Benchmarks like CopyrightCatcher can check whether an LLM outputs copyrighted material - thereby confirming its presence in the model’s training set.
What’s missing?
Nearly all LLM training sets will contain some percentage of copyrighted text - until legal debates about the use of such material are settled in various jurisdictions, this benchmark will remain largely meaningless. Moreover, developers can easily apply similar tests themselves to prevent the issuing of copyrighted text - ChatGPT, for example, refuses to output the first paragraph of Harry Potter and the Philosopher’s Stone. It will, however, rewrite it in a Scottish brogue, a “valley girl” accent, or with Cockney rhyming slang, indicating that its training set clearly does contain the offending paragraph, something that a standard copyright test would not be able to detect. Similarly, copyright tests would fail to detect more subtle forms of plagiarism - for instance, a story that follows the exact plot and character beats (but uses different words) as an existing work.
A similar but arguably more vital test would involve assessing a model’s susceptibility to disclose personal or sensitive data - particularly data collected through user interactions - either through accidental leakage or deliberate extraction. One of Garak’s tests partially tackles this.

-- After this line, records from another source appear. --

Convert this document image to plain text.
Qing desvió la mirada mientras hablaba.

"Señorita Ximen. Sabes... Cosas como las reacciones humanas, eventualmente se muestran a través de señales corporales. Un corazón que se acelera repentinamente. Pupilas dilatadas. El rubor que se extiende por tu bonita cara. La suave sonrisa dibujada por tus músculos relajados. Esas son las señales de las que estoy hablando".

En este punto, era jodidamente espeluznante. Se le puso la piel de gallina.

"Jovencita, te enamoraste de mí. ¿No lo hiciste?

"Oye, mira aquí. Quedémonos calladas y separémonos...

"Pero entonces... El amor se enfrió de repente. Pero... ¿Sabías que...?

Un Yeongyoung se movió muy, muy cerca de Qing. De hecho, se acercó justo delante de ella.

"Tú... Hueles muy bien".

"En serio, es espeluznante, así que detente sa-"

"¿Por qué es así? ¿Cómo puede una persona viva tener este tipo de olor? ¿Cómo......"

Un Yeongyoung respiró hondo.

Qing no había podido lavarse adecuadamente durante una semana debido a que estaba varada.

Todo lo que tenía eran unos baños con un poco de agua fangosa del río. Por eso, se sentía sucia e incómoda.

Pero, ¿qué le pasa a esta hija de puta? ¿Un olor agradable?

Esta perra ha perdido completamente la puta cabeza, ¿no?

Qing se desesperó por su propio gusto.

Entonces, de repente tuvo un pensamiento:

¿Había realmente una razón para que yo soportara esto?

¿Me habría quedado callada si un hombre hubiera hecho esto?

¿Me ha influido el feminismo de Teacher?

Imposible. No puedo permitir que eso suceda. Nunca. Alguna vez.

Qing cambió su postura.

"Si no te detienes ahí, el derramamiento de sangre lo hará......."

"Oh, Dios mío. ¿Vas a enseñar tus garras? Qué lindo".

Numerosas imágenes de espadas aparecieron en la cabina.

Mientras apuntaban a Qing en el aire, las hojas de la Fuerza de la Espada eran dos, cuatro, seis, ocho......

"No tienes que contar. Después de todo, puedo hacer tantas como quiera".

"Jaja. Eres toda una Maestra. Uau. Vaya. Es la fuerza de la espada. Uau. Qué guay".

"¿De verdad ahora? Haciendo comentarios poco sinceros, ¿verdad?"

That’s a lot of tests to parse (you almost need a test just to determine which tests to employ!), but there are still more LLM risks that existing tests - both generic and personalized - fail to address. Some, like lack of robustness, can manifest in such a large variety of ways that creating a comprehensive suite of tests would prove challenging (benchmarks like PromptBench cover only certain types of input variation). Others, like lack of explainability, face technical barriers: how do you benchmark an attribute that no current LLM possesses? Still others would require evaluating not just a model’s outputs, but the model itself (e.g., environmental harms), the actions and policies of the developer or deployer (e.g., the exploitation of workers for data labeling, or a company’s deliberate lack of public transparency), or the model’s impact on real individuals (e.g., unhealthy attachments to chatbots among vulnerable users, or social fragmentation and distrust arising from an increase in highly personalized disinformation).
In addition to use case-specific testing, more benchmarks for different LLM applications are also needed (these can subsequently be further customized for various use cases). Ragas, for instance, was designed specifically for assessing Retrieval Augmented Generation (RAG) systems (LLM applications that combine information retrieval with text generation in order to respond to prompts). Other benchmarks described above - HaluEval, FreshQA, TriviaQA, and Natural Questions - are also well suited for evaluating RAG-based LLMs.
Ultimately, there are no shortcuts to creating safe, unbiased, and high-performing LLMs. While generalized benchmarks may signal an overall “good” performance, curated, context-relevant tests are essential for ensuring that your model genuinely embodies the above qualities. Selecting appropriate benchmarks can be challenging: a solid understanding of user expectations is required, as is deep technical, regulatory, and domain-related expertise. So, whether you’ve built a plagiarism detector or a retail RAG, your enterprise should prioritize rigorous, context-informed testing in order to reduce the risks and reap the rewards of your new and exciting LLM.